Cuando ya todos, incluso los parientes más cercanos, se han ido
marchando, una mujer, generalmente la de más edad, se queda sola con el
muerto, y se asegura que procede entonces a la ceremonia de la
evocación. Prosternada de hinojos, y después de fervientes súplicas al
muerto una y mil veces repetidas para que se presente, la mujer se
extrae un número mayor o menor de gotas de sangre del lado izquierdo de
su pecho y las deja caer lentamente sobre la tumba. Esto da fuerza al
invisible espíritu del muerto que vaga en derredor del sepulcro,
permitiéndole, por algunos instantes, el asumir forma visible y dar sus
instrucciones adecuadas a la cristiana teurgista o bien bendiciéndola
simplemente y desapareciendo hasta el año próximo. Tan firmemente está
arraigada semejante creencia, que, con motivo de una dificultad de
familia, hemos oído a una mujer moldava proponer a su hermano el demorar
toda decisión acerca del asunto debatido hasta que en la noche de la
Ascensión pudiese el padre resolver la dificultad, cosa a la que el
hermano accedió como si su padre se hallase en la habitación contigua.
Que
en la Naturaleza existen secretos terribles, bien puede creerlo el que,
como nosotros, ha sido testigo del caso del zuachar ruso, caso en el
que no pudo el hechicero morir hasta que comunicase a otro la palabra,
lo cual rara vez dejan de hacerlo por su parte los hierofantes de la
Magia Blanca.
Los hindúes creen tan firmemente como los serbios y húngaros en los vampiros.
“El hecho de un espectro que reaparece para chupar la sangre humana,
dice el Dr. Pierart famoso mesmerizador, en un artículo sabio de la
Revue Spiritualiste, volumen IV, no es tan inexplicable como parece, y
menos para los espiritistas, quienes admiten los fenómenos llamados de
bicorporeidad o duplicación del alma. Esas manos espectrales que hemos
estrechado, esos miembros materializados que tan palpablemente hemos
visto en las sesiones mediumnímicas, son una prueba evidente acerca de
cuántas y cuántas cosas son posibles, bajo condiciones favorables, para
esos espectros de lo astral evocados por ellas.”
Al así
expresarse el respetable médico, no hace sino reproducir la teoría
cabalista acerca de los shandim, o sea de la categoría más inferior de
todos los seres espirituales. Al referirnos Maimónides en su obra Abodah
Sarah que las gentes de su tiempo se veían obligadas a mantener íntimas
relaciones con sus difuntos, describen las fiestas de sangre que en
tales casos se celebraban.

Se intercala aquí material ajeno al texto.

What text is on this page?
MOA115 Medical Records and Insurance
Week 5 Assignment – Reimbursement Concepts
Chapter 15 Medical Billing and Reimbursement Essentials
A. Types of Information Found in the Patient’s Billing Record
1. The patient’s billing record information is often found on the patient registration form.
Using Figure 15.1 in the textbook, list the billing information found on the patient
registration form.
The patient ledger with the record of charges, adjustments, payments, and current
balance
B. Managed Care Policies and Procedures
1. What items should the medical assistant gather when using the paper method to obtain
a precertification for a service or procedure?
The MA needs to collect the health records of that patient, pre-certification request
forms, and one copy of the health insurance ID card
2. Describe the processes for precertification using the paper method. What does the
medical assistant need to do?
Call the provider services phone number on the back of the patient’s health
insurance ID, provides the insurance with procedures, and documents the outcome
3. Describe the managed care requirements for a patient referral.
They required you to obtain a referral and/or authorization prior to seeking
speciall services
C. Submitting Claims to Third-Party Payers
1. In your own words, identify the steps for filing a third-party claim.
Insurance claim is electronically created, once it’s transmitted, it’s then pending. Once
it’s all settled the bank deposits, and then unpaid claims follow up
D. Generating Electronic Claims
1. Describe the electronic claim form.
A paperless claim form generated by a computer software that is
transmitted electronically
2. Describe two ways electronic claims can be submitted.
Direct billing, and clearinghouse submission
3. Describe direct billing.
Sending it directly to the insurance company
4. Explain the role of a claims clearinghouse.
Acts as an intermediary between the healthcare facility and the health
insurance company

Cavaban al efecto un hoyo en el suelo en el
cual vertían sangre fresca y, colocando encima del mismo una mesa,
evocaban a los espíritus, quienes presurosos acudían, contestando a
todas sus preguntas. No obstante de ello, Pierart, con toda su doctrina
teurgista acerca del vampirismo,
se muestra indignadísimo contra la superstición del clero al ordenar
que se atraviese con una estaca el corazón de todo cadáver sobre quien
hayan recaído sospechas de vampirismo.
En tanto que la forma astral del muerto no esté completamente
desprendida del cuerpo, existe, en efecto, cierta trabazón en virtud de
la cual, mediante la atracción magnética, puede obligarse a aquella
forma a que retorne y se posesione de nuevo del cuerpo. Acontece en
ocasiones que la forma astral no se ha desprendido de éste más que a
medias, por decirlo así, cuando el cuerpo es enterrado por presentar
todas las apariencias de una muerte efectiva. En semejantes horribles
casos, el alma astral, aterrada, retorna violentamente a su envoltura de
carne, y entonces la desdichada víctima, o bien acaba de morir
realmente tras el paroxismo de las atroces angustias de la sofocación, o
bien, si durante su existencia terrestre, ha sido groseramente
material, se convierte en un vampiro…
En
este segundo caso, empieza para el mísero cataléptico, así enterrado en
vida, una existencia verdaderamente bicorpórea, en la que el cuerpo que
yace aprisionado en la tumba es sostenido con la sangre o fluidos
vitales que sus cuerpos astrales fantasmáticos roban aquí y allá a los
vivos, porque, es sabido, que esta última forma etérea puede ir donde le
plazca y, en tanto que el lazo que la mantiene unida al cuerpo no se
rompa, vagar en forma ya visible ya invisible, alimentándose arteramente
de sus humanas víctimas. A juzgar por todas las apariencias, semejante
espíritu logra seguidamente el transmitir, mediante una disposición
misteriosa e invisible que acaso llegue a ser explicada algún día, el
producto de su succiones fluidicas al cuerpo material que yace inerte en
el fondo de la tumba, contribuyendo así a perpetuar en cierto modo
aquel su estado de catalepsia, Brierre de Boismont cita algunos casos
por el estilo, completamente auténticos, que ha tenido a bien calificar
de “alucinaciones”. “Una reciente investigación ha demostrado –dice un
periódico francés –que en 1871 dos cadáveres fueron sometidos al infame
tratamiento de la superstición popular, por instigación del clero…¡Oh
ciega preocupación!, “pero el Dr. Pierart, citado por el escritor
católico Des Monsseaux quien resueltamente admite el vampirismo,
exclama: “–¿Ciega superstición, decís? Sí, tan ciega como gustéis,
pero, ¿de dónde provienen tales preocupaciones? ¿Por qué se han
perpetuado ellas a través de todas las épocas y en tantísimos países?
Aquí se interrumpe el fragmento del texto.